From: Sean Christopherson
Date: Mon Mar 04 2024 - 11:00:17 EST


On Fri, Mar 01, 2024, Kai Huang wrote:
> On 1/03/2024 12:06 pm, Sean Christopherson wrote:
> > E.g. in this case, KVM will just skip various fast paths because of the RSVD flag,
> > and treat the fault like a PRIVATE fault. Hmm, but page_fault_handle_page_track()
> > would skip write tracking, which could theoretically cause data corruption, so I
> > guess arguably it would be safer to bail?
> >
> > Anyone else have an opinion? This type of bug should never escape development,
> > so I'm a-ok effectively killing the VM. Unless someone has a good argument for
> > continuing on, I'll go with Kai's suggestion and squash this:
> >
> > diff --git a/arch/x86/kvm/mmu/mmu.c b/arch/x86/kvm/mmu/mmu.c
> > index cedacb1b89c5..d796a162b2da 100644
> > --- a/arch/x86/kvm/mmu/mmu.c
> > +++ b/arch/x86/kvm/mmu/mmu.c
> > @@ -5892,8 +5892,10 @@ int noinline kvm_mmu_page_fault(struct kvm_vcpu *vcpu, gpa_t cr2_or_gpa, u64 err
> > error_code |= PFERR_PRIVATE_ACCESS;
> > r = RET_PF_INVALID;
> > - if (unlikely((error_code & PFERR_RSVD_MASK) &&
> > - !WARN_ON_ONCE(error_code & PFERR_PRIVATE_ACCESS))) {
> > + if (unlikely(error_code & PFERR_RSVD_MASK)) {
> > + if (WARN_ON_ONCE(error_code & PFERR_PRIVATE_ACCESS))
> > + return -EFAULT;
>
> -EFAULT is part of guest_memfd() memory fault ABI. I didn't think over this
> thoroughly but do you want to return -EFAULT here?

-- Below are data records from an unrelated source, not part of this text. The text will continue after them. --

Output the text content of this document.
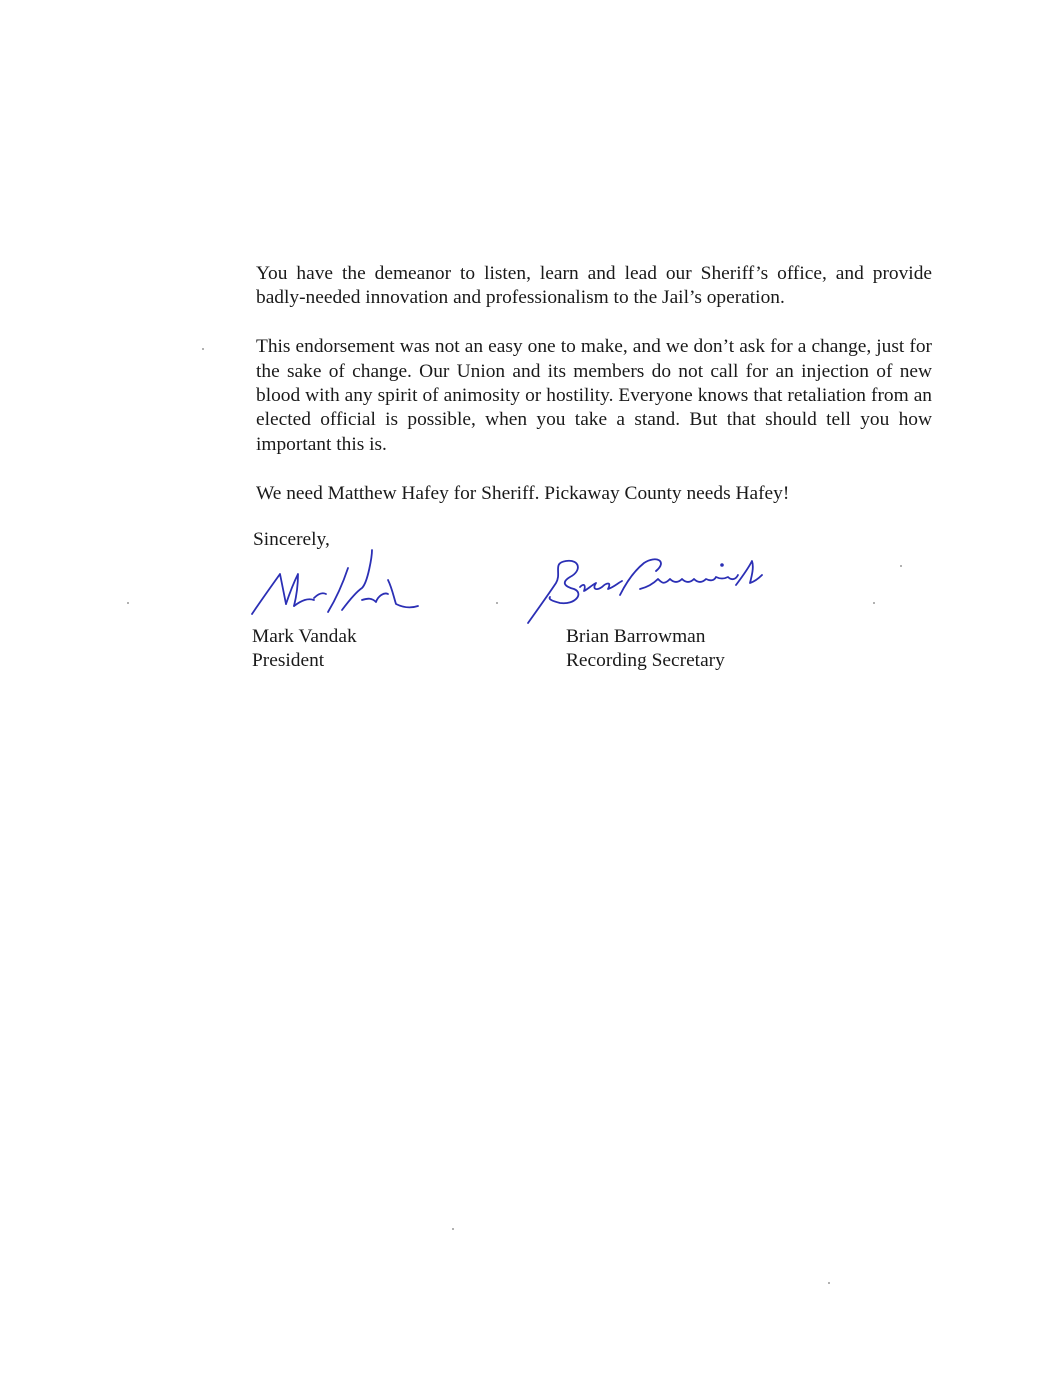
You have the demeanor to listen, learn and lead our Sheriff’s office, and provide badly-needed innovation and professionalism to the Jail’s operation.

This endorsement was not an easy one to make, and we don’t ask for a change, just for the sake of change. Our Union and its members do not call for an injection of new blood with any spirit of animosity or hostility. Everyone knows that retaliation from an elected official is possible, when you take a stand. But that should tell you how important this is.

We need Matthew Hafey for Sheriff. Pickaway County needs Hafey!

Sincerely,
Mark Vandak
President
Brian Barrowman
Recording Secretary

Yes, I/we do. There are many existing paths that can return -EFAULT from KVM_RUN
without setting run->exit_reason to KVM_EXIT_MEMORY_FAULT. Userspace is responsible
for checking run->exit_reason on -EFAULT (and -EHWPOISON), i.e. must be prepared
to handle a "bare" -EFAULT, where for all intents and purposes "handle" means
"terminate the guest".

That's actually one of the reasons why KVM_EXIT_MEMORY_FAULT exists, it'd require
an absurd amount of work and churn in KVM to *safely* return useful information
on *all* -EFAULTs. FWIW, I had hopes and dreams of actually doing exactly this,
but have long since abandoned those dreams.

In other words, KVM_EXIT_MEMORY_FAULT essentially communicates to userspace that
(a) userspace can likely fix whatever badness triggered the -EFAULT, and (b) that
KVM is in a state where fixing the underlying problem and resuming the guest is
safe, e.g. won't corrupt the guest (because KVM is in a half-baked state).